3) Pesquisas de mercado
O desconhecimento sobre o mercado em que atuam também colabora para um resultado negativo mas, para esse problema, os empresários podem recorrer a uma ferramenta estratégica: as pesquisas de mercado.
“Muitos empresários hoje abrem as empresas e não procuram saber dos clientes o que eles acham do estabelecimento. Eles não realizam pesquisas de satisfação, não aproveitam quando o cliente está no negócio para perguntar o que ainda não há no restaurante que a clientela gostaria que tivesse, isso é chamado pesquisa de tendências.
Segundo ele, essas ferramentas permitem identificar fatores que irão impactar diretamente no negócio, como concorrência, localização, perfis de consumidores, teste de preço, qualidade de produto, entre outros.
Martinez também defende a realização da pesquisa básica de pós-venda. Ele argumenta que muitos comerciantes que possuem o delivery em seus estabelecimentos não procuram saber do clientes como a encomenda chegou, a temperatura do prato e apresentação, além do tempo de entrega. “Também é preciso ter a humildade de frequentar a concorrência para perceber o que eles estão fazendo diferente para aprender e implementar no seu negócio”, comentou.
4) Ser inovador
Em tempos de crise, o brasileiro reflete muito mais sobre onde vai cortar gastos e por isso é importante que os estabelecimentos deem motivos para que os clientes pensem em sair de casa para comer fora. “A gente percebe que são muitos estabelecimentos, restaurantes e lanchonetes vendendo os mesmos produtos. Todo mundo está fazendo tudo igual e isso é muito ruim para o mercado porque se todos os produtos são iguais, o consumidor vai buscar o mais barato”, apontou o analista do Sebrae.

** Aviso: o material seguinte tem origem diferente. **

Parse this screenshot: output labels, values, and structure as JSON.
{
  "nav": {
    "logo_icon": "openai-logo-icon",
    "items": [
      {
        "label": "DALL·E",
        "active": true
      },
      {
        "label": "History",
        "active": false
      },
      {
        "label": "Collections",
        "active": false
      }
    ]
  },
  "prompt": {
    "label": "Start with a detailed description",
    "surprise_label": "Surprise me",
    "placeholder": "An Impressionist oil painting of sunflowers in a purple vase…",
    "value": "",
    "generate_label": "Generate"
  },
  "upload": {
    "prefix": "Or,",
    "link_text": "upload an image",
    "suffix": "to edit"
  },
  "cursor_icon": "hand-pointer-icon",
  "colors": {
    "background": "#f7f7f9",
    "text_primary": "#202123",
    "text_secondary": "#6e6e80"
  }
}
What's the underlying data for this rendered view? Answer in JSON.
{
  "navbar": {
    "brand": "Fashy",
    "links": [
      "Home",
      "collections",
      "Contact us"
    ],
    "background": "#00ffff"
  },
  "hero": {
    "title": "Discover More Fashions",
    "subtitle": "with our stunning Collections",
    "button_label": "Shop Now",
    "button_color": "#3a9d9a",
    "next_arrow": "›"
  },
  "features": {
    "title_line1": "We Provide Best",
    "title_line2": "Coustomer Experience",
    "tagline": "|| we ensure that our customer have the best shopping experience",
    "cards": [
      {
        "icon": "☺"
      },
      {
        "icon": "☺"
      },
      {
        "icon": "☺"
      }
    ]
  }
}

Inovação ao pensar em produtos diferenciados que se tornem referência no mercado é um ponto muito importante para fugir da crise. Uma outra dica é que os proprietários dos negócios do ramo da alimentação entendam da área que estão trabalhando. “ Donos de restaurantes sabem que é um ramo muito duro. É acordar cedo para ir a Ceasa e abrir a casa bem antes de começar a funcionar. Quem se identifica com a área promove a inovação com mais naturalidade porque ele gosta da ramo e tem mais facilidade em criar novidades. Não adianta investir em algo que você não conhece a realidade”, complementou.